Softly, I hear breakfast music playing. A few notes manage to morph into words, slipping free of their warm tangle of arms and work shirts.
“You know I miss you all day long, don’t you?” Mom purrs more than speaks.
“Yeah,” Dad quietly barks.
“Why don’t you just stay here all day with me?”
“Why are you always so silly, woman…”
I look up, having finished a tree behind the brown car. I catch Dad’s eye, a lighthouse beacon atop the One Figure. It’s as if he’s peering at me, roguishly from behind Mom. She is still there, no longer a woman, but drapery. She has no weight. And he is immovable. Dad winks at me, and smiles a tight-lipped smile. He then gives Mom’s bottom one quick, gentle pat, and by extending his right shoulder, relieves Mom of that burden.

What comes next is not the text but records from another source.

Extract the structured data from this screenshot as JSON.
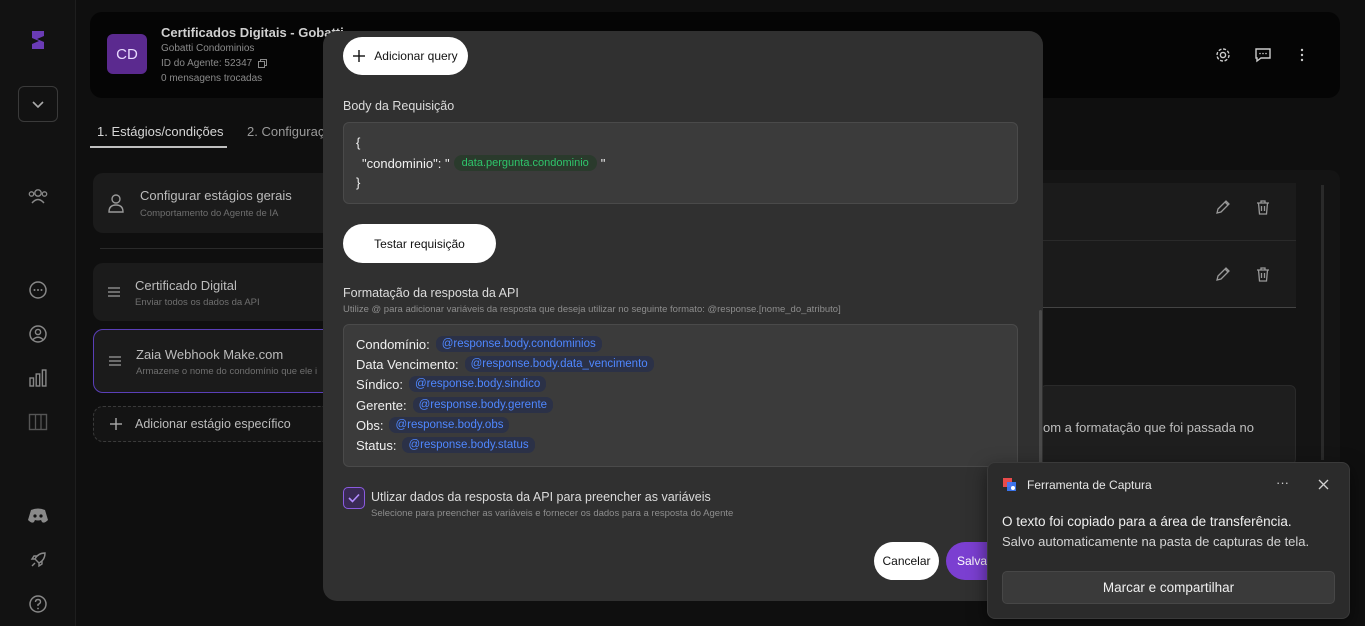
{
  "sidebar": {
    "icons": [
      "brand-logo-icon",
      "chevron-down-icon",
      "users-icon",
      "chat-icon",
      "user-circle-icon",
      "bar-chart-icon",
      "columns-icon",
      "discord-icon",
      "rocket-icon",
      "help-icon"
    ]
  },
  "agent": {
    "avatar": "CD",
    "title": "Certificados Digitais - Gobatti",
    "company": "Gobatti Condominios",
    "agent_id": "ID do Agente: 52347",
    "messages": "0 mensagens trocadas"
  },
  "tabs": [
    {
      "label": "1. Estágios/condições"
    },
    {
      "label": "2. Configuraç"
    }
  ],
  "stages": [
    {
      "title": "Configurar estágios gerais",
      "subtitle": "Comportamento do Agente de IA"
    },
    {
      "title": "Certificado Digital",
      "subtitle": "Enviar todos os dados da API"
    },
    {
      "title": "Zaia Webhook Make.com",
      "subtitle": "Armazene o nome do condomínio que ele i"
    },
    {
      "title": "Adicionar estágio específico"
    }
  ],
  "right_panel": {
    "text": "om a formatação que foi passada no"
  },
  "modal": {
    "add_query": "Adicionar query",
    "body_label": "Body da Requisição",
    "body_open": "{",
    "body_key": "\"condominio\": \"",
    "body_var": "data.pergunta.condominio",
    "body_quote": "\"",
    "body_close": "}",
    "test_button": "Testar requisição",
    "format_label": "Formatação da resposta da API",
    "format_hint": "Utilize @ para adicionar variáveis da resposta que deseja utilizar no seguinte formato: @response.[nome_do_atributo]",
    "format_lines": [
      {
        "label": "Condomínio:",
        "var": "@response.body.condominios"
      },
      {
        "label": "Data Vencimento:",
        "var": "@response.body.data_vencimento"
      },
      {
        "label": "Síndico:",
        "var": "@response.body.sindico"
      },
      {
        "label": "Gerente:",
        "var": "@response.body.gerente"
      },
      {
        "label": "Obs:",
        "var": "@response.body.obs"
      },
      {
        "label": "Status:",
        "var": "@response.body.status"
      }
    ],
    "checkbox_label": "Utlizar dados da resposta da API para preencher as variáveis",
    "checkbox_hint": "Selecione para preencher as variáveis e fornecer os dados para a resposta do Agente",
    "checkbox_checked": true,
    "cancel": "Cancelar",
    "save": "Salvar"
  },
  "toast": {
    "app_name": "Ferramenta de Captura",
    "line1": "O texto foi copiado para a área de transferência.",
    "line2": "Salvo automaticamente na pasta de capturas de tela.",
    "button": "Marcar e compartilhar",
    "more": "···"
  },
  "colors": {
    "accent": "#7b3fd1",
    "modal_bg": "#303030",
    "chip_green": "#2fc56b",
    "chip_blue": "#4f87ff"
  }
}
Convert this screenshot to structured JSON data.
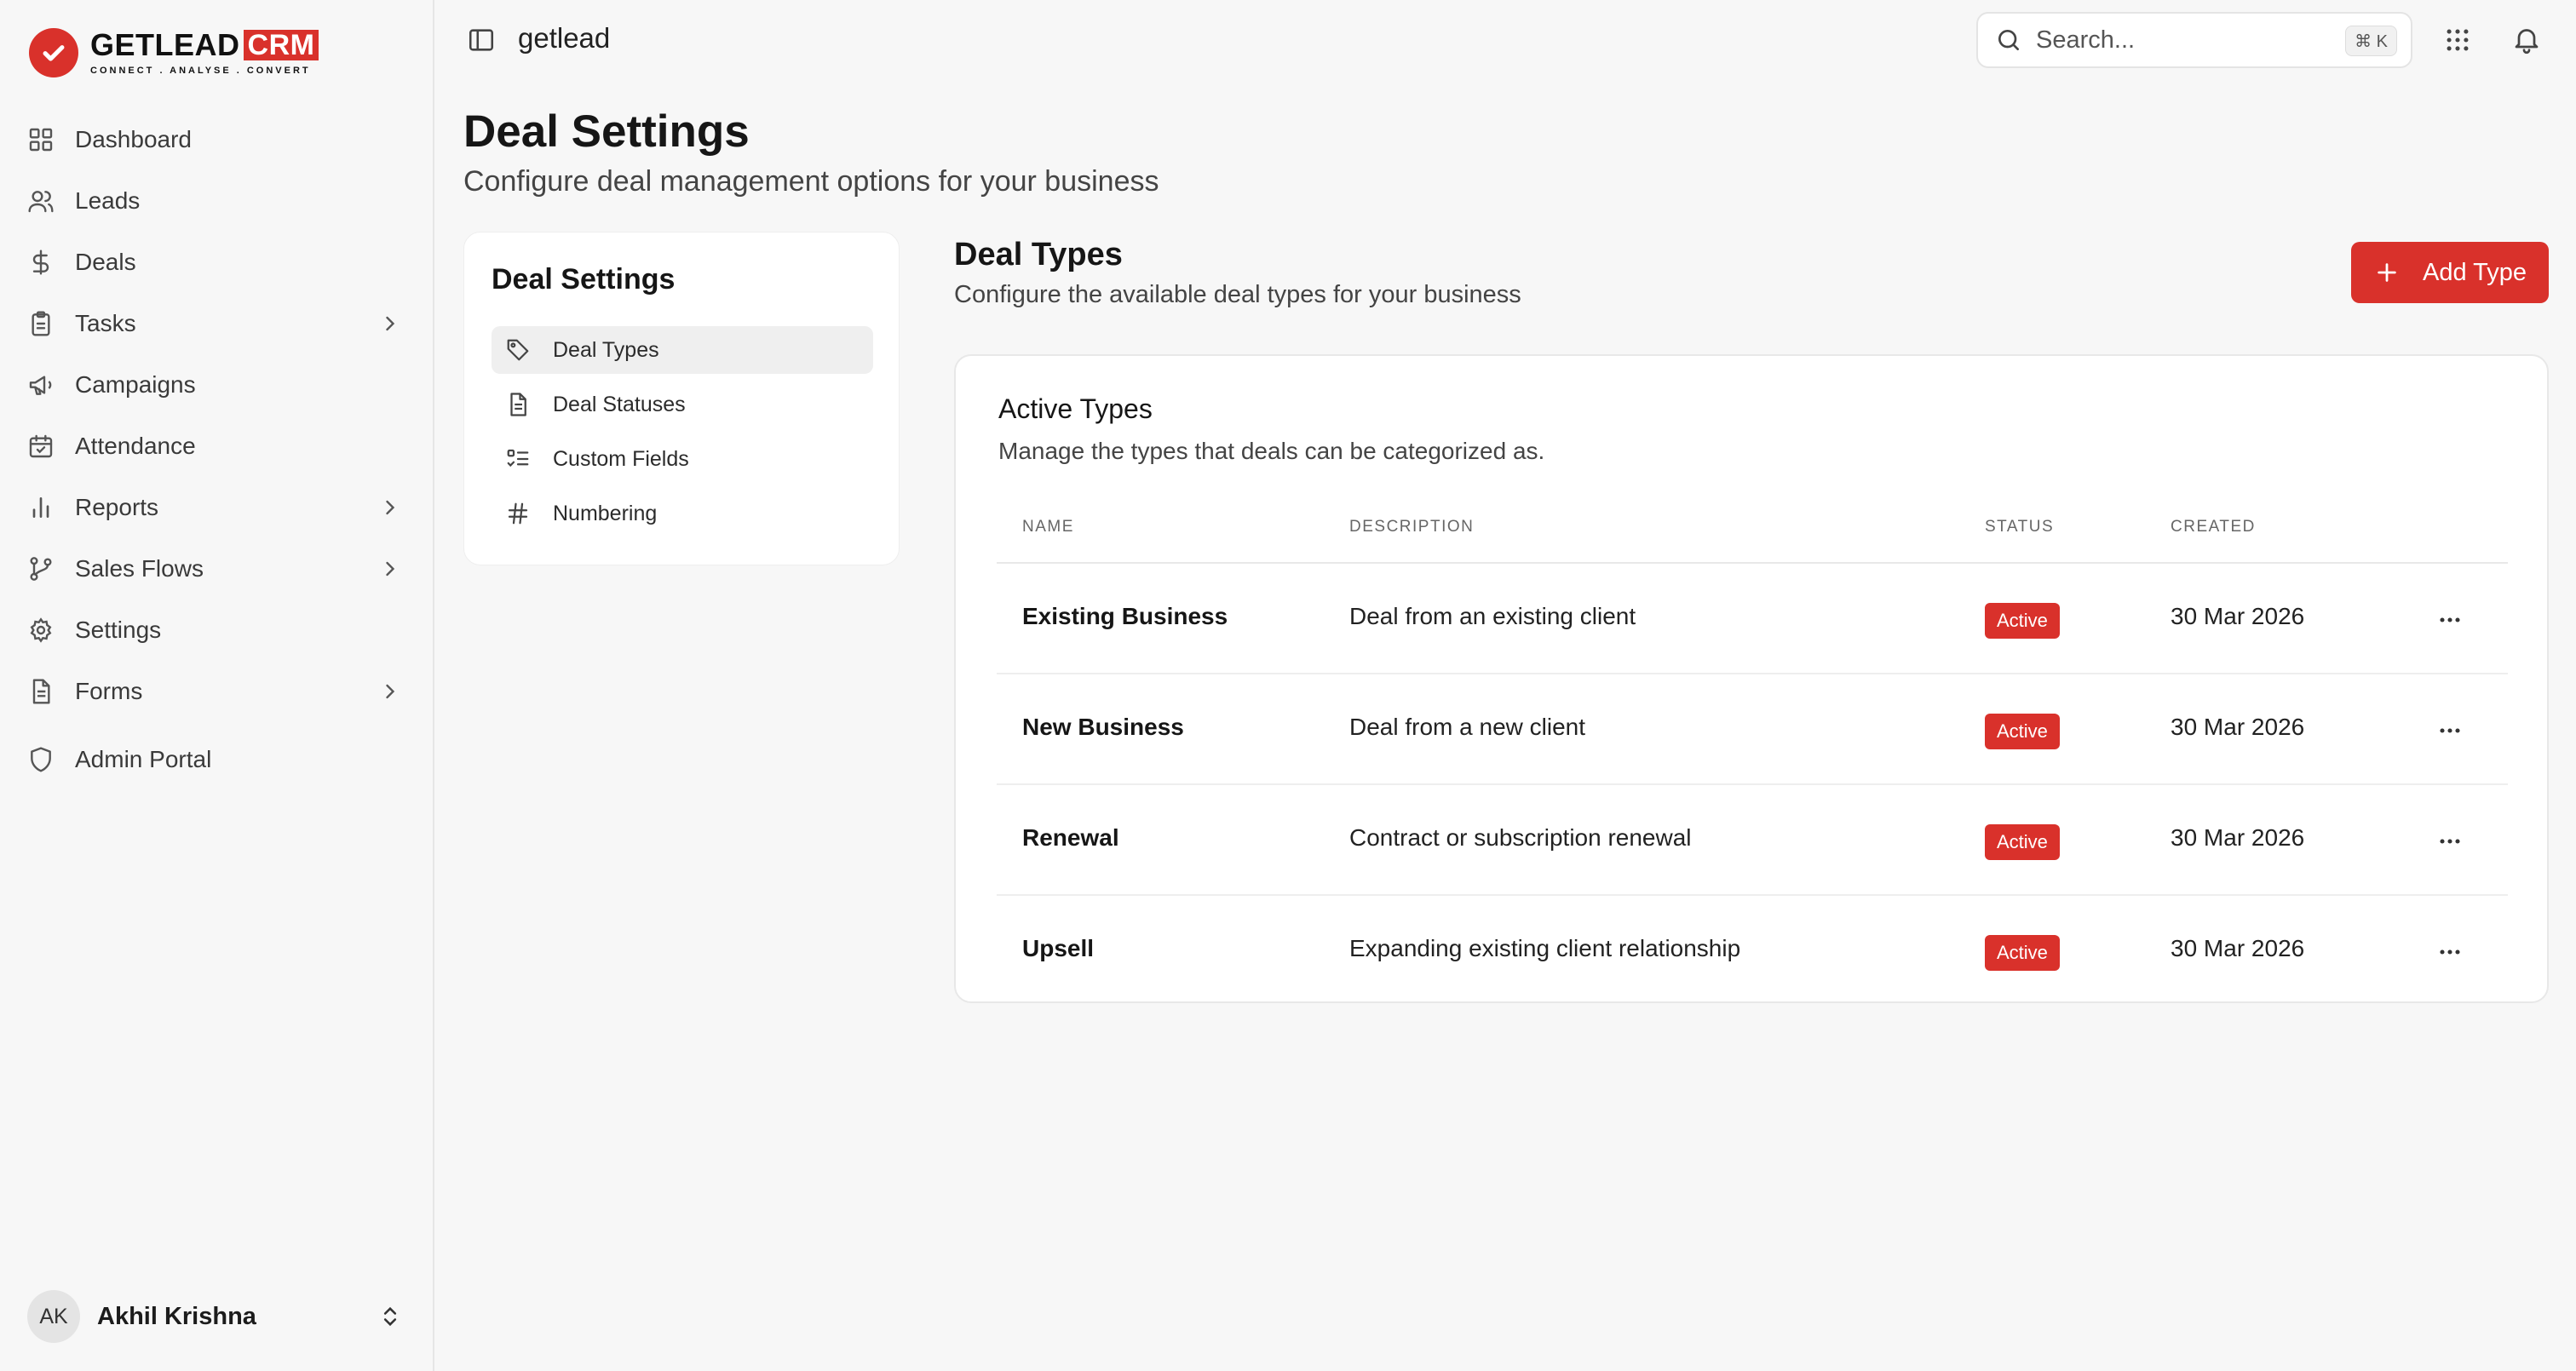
{
  "colors": {
    "accent": "#d9312b",
    "background": "#f7f7f7",
    "card": "#ffffff"
  },
  "logo": {
    "word": "GETLEAD",
    "crm": "CRM",
    "tagline": "CONNECT . ANALYSE . CONVERT"
  },
  "sidebar": {
    "items": [
      {
        "label": "Dashboard",
        "icon": "layout-grid-icon",
        "has_submenu": false
      },
      {
        "label": "Leads",
        "icon": "users-icon",
        "has_submenu": false
      },
      {
        "label": "Deals",
        "icon": "dollar-icon",
        "has_submenu": false
      },
      {
        "label": "Tasks",
        "icon": "clipboard-icon",
        "has_submenu": true
      },
      {
        "label": "Campaigns",
        "icon": "megaphone-icon",
        "has_submenu": false
      },
      {
        "label": "Attendance",
        "icon": "calendar-check-icon",
        "has_submenu": false
      },
      {
        "label": "Reports",
        "icon": "bar-chart-icon",
        "has_submenu": true
      },
      {
        "label": "Sales Flows",
        "icon": "git-branch-icon",
        "has_submenu": true
      },
      {
        "label": "Settings",
        "icon": "gear-icon",
        "has_submenu": false
      },
      {
        "label": "Forms",
        "icon": "file-text-icon",
        "has_submenu": true
      }
    ],
    "admin": {
      "label": "Admin Portal",
      "icon": "shield-icon"
    },
    "user": {
      "initials": "AK",
      "name": "Akhil Krishna"
    }
  },
  "topbar": {
    "workspace": "getlead",
    "search": {
      "placeholder": "Search...",
      "shortcut": "⌘ K"
    }
  },
  "page": {
    "title": "Deal Settings",
    "subtitle": "Configure deal management options for your business"
  },
  "settings_menu": {
    "title": "Deal Settings",
    "items": [
      {
        "label": "Deal Types",
        "icon": "tag-icon",
        "active": true
      },
      {
        "label": "Deal Statuses",
        "icon": "file-icon",
        "active": false
      },
      {
        "label": "Custom Fields",
        "icon": "list-checks-icon",
        "active": false
      },
      {
        "label": "Numbering",
        "icon": "hash-icon",
        "active": false
      }
    ]
  },
  "content": {
    "title": "Deal Types",
    "subtitle": "Configure the available deal types for your business",
    "add_button": "Add Type",
    "card": {
      "title": "Active Types",
      "subtitle": "Manage the types that deals can be categorized as.",
      "columns": [
        "NAME",
        "DESCRIPTION",
        "STATUS",
        "CREATED"
      ],
      "rows": [
        {
          "name": "Existing Business",
          "description": "Deal from an existing client",
          "status": "Active",
          "created": "30 Mar 2026"
        },
        {
          "name": "New Business",
          "description": "Deal from a new client",
          "status": "Active",
          "created": "30 Mar 2026"
        },
        {
          "name": "Renewal",
          "description": "Contract or subscription renewal",
          "status": "Active",
          "created": "30 Mar 2026"
        },
        {
          "name": "Upsell",
          "description": "Expanding existing client relationship",
          "status": "Active",
          "created": "30 Mar 2026"
        }
      ]
    }
  }
}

“C’mon, woman. Let me go!”
Again, a rascal’s smile. Mom, like a kite without a string, glides back to her work in one motion, and I am up on my feet as Dad approaches. He steps over my drawings, makes his usual comment about me blocking the door, and then swoops me up with the same arm that had held Mom aloft. He kisses my cheek with his bristly sandpaper. He smells of a cocktail of man that has died with his generation: hair grease that has long since broken down, sweat, aftershave, diesel, dirt, metal, fatigue. His body is tired but he brings me airborne without effort. He makes a sound in faux exertion.
“Oh! You’re killin’ me! You’re so hea-veeee!”
Giggling, I collapse in his desk chair with him. In a few minutes, he’ll be flipping through the front pages while I am walking around his den wearing his cavernous work boots, his white tube socks flecked with the red clay of Kentucky topsoil will be on my forearms past my elbows – superhero gloves.
PineSol, Clorox, Mom’s Chantilly, and cabbage and potatoes in the pressure cooker. Bright sunlight reflecting off the shiny black and white “pebbles” kitchen tile that kisses my small thighs with it’s fresh-mopped coolness. Evangelical firepower now quiet from Mom’s raffle-winning radio having made a bid for my as-yet-unsullied soul. Mom standing at the sink-window, in awe of the hand of God, sweeping across the thick bluegrass of her lawn. The fresh t-shirt Mom just gave me to put on for dinner smells just like her. My crayons, markers, and colored pencils are all arranged in their boxes, sorted by color. The windows and screen door are open to the sweet, warm breeze. The sheers are waving at me. Dad is now home. His arrival was announced by the crunch of the gravel driveway and confirmed by the languid kiss of the woman who inhales his efforts, daily. He’ll examine my latest drawings as I sit in his sun-baked lap. We’ll drizzle pancake syrup on the cornbread in the oven to go along with the cabbage and potatoes. The big pitcher in the fridge is topped off with sweet tea. It is summertime, but it is not hot.
I am five. Life is really, really good.